Sentiment Analysis in Software Engineering: Evaluating Generative Pre-trained Transformers
KM Khalid Saifullah, Faiaz Azmain, Habiba Hye

TL;DR
This paper evaluates the performance of generative pre-trained transformers like GPT-4o-mini against traditional models like BERT for sentiment analysis in software engineering, highlighting the impact of dataset complexity and fine-tuning.
Contribution
It provides a systematic benchmark of GPT-4o-mini and BERT in SE sentiment analysis, revealing conditions where generative models outperform or match traditional models.
Findings
Fine-tuned GPT-4o-mini achieves high F1-scores on structured datasets.
Default GPT-4o-mini generalizes better on complex, imbalanced datasets.

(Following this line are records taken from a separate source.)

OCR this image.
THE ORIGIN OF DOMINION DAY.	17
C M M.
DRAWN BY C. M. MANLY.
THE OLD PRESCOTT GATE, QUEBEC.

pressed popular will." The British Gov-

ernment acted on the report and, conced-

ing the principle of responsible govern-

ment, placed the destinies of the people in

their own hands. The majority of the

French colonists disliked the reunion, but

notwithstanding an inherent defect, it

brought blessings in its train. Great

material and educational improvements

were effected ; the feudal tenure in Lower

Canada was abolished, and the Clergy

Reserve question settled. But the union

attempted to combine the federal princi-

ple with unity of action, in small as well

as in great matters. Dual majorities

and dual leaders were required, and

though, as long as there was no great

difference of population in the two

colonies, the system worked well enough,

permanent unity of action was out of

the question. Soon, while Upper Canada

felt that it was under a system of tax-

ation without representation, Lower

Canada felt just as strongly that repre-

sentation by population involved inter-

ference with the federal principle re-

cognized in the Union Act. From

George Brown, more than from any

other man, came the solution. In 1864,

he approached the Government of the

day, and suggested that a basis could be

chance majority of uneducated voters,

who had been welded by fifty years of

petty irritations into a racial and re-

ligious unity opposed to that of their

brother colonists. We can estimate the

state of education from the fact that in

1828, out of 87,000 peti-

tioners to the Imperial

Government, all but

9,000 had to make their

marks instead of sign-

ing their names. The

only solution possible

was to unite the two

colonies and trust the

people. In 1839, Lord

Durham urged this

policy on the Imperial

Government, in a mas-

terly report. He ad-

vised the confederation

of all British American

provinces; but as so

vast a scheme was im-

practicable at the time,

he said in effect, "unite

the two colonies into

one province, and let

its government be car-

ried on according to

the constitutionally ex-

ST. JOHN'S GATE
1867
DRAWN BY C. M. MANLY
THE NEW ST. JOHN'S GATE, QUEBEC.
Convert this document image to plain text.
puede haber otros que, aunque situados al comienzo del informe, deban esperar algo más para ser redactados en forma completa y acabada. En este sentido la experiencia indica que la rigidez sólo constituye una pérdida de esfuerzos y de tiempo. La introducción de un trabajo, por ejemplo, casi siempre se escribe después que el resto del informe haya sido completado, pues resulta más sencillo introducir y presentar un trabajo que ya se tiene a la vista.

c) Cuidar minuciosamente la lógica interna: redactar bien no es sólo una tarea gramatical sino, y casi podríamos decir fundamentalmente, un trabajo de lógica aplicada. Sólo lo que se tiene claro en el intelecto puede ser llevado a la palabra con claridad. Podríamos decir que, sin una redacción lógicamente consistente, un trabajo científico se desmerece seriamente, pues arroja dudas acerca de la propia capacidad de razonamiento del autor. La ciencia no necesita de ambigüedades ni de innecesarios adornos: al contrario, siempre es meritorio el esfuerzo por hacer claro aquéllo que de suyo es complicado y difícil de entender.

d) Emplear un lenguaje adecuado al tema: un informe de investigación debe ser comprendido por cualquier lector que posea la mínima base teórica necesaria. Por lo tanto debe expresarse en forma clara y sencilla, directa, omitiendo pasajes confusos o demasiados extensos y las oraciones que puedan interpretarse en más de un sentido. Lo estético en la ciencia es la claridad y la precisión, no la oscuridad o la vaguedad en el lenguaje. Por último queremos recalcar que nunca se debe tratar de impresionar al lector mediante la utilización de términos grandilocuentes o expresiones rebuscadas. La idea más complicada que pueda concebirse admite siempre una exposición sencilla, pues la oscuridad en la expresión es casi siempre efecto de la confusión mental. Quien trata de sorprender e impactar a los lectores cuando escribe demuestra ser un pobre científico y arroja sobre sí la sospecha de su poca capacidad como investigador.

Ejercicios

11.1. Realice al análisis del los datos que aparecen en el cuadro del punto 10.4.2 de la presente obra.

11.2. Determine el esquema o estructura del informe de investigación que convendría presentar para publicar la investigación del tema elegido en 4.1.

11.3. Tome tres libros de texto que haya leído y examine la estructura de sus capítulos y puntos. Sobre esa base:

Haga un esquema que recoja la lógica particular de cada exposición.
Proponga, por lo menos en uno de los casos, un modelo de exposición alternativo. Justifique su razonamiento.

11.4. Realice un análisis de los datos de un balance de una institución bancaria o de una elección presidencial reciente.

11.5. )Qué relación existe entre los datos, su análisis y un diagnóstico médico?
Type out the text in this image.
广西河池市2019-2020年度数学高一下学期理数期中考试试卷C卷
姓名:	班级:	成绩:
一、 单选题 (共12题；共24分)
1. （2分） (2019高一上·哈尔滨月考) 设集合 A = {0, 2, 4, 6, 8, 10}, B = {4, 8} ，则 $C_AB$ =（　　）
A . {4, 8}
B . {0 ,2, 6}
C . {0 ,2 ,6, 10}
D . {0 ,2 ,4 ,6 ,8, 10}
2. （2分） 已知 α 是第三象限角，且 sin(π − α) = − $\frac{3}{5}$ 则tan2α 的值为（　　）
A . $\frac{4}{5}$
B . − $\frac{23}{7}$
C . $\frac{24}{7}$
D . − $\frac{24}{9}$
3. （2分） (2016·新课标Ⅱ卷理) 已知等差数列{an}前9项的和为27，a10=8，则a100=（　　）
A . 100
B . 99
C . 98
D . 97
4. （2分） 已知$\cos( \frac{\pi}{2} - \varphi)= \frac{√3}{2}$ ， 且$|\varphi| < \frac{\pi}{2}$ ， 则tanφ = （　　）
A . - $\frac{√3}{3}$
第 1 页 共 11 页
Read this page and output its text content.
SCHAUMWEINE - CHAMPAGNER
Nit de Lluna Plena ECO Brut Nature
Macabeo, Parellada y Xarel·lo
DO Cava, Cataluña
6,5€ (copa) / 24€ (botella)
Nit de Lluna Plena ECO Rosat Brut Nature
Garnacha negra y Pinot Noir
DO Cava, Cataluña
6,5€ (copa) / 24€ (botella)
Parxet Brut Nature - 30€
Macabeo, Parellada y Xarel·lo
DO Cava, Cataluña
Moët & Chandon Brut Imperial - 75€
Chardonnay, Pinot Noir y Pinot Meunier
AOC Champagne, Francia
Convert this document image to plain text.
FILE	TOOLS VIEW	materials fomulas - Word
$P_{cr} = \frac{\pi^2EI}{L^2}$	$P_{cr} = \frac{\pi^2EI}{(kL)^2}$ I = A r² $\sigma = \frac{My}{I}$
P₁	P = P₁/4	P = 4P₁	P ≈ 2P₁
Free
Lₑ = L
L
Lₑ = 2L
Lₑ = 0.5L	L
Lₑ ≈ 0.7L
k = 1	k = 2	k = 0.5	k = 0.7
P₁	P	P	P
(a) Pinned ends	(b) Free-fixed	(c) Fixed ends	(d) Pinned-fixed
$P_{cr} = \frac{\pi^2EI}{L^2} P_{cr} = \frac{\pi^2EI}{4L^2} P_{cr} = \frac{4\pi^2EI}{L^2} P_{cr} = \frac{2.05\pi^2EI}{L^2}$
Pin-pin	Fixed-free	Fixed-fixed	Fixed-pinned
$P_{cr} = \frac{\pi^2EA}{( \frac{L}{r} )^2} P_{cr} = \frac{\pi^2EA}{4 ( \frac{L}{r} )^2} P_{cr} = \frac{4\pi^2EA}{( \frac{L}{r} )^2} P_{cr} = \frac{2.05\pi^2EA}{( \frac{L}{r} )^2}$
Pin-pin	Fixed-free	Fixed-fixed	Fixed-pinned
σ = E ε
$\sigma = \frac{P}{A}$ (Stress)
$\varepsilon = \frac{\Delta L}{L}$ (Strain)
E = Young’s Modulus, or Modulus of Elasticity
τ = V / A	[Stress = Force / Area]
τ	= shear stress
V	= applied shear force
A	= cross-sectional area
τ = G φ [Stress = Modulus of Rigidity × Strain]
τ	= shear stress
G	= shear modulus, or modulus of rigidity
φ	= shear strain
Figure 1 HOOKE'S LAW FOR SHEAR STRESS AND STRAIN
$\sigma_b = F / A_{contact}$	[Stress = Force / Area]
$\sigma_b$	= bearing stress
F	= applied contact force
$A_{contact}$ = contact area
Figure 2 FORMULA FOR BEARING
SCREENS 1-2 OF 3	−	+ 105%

Trade-offs exist between fine-tuning and using pre-trained models for SE sentiment analysis.
Abstract
Sentiment analysis plays a crucial role in understanding developer interactions, issue resolutions, and project dynamics within software engineering (SE). While traditional SE-specific sentiment analysis tools have made significant strides, they often fail to account for the nuanced and context-dependent language inherent to the domain. This study systematically evaluates the performance of bidirectional transformers, such as BERT, against generative pre-trained transformers, specifically GPT-4o-mini, in SE sentiment analysis. Using datasets from GitHub, Stack Overflow, and Jira, we benchmark the models' capabilities with fine-tuned and default configurations. The results reveal that fine-tuned GPT-4o-mini performs comparable to BERT and other bidirectional models on structured and balanced datasets like GitHub and Jira, achieving macro-averaged F1-scores of 0.93 and 0.98, respectively.…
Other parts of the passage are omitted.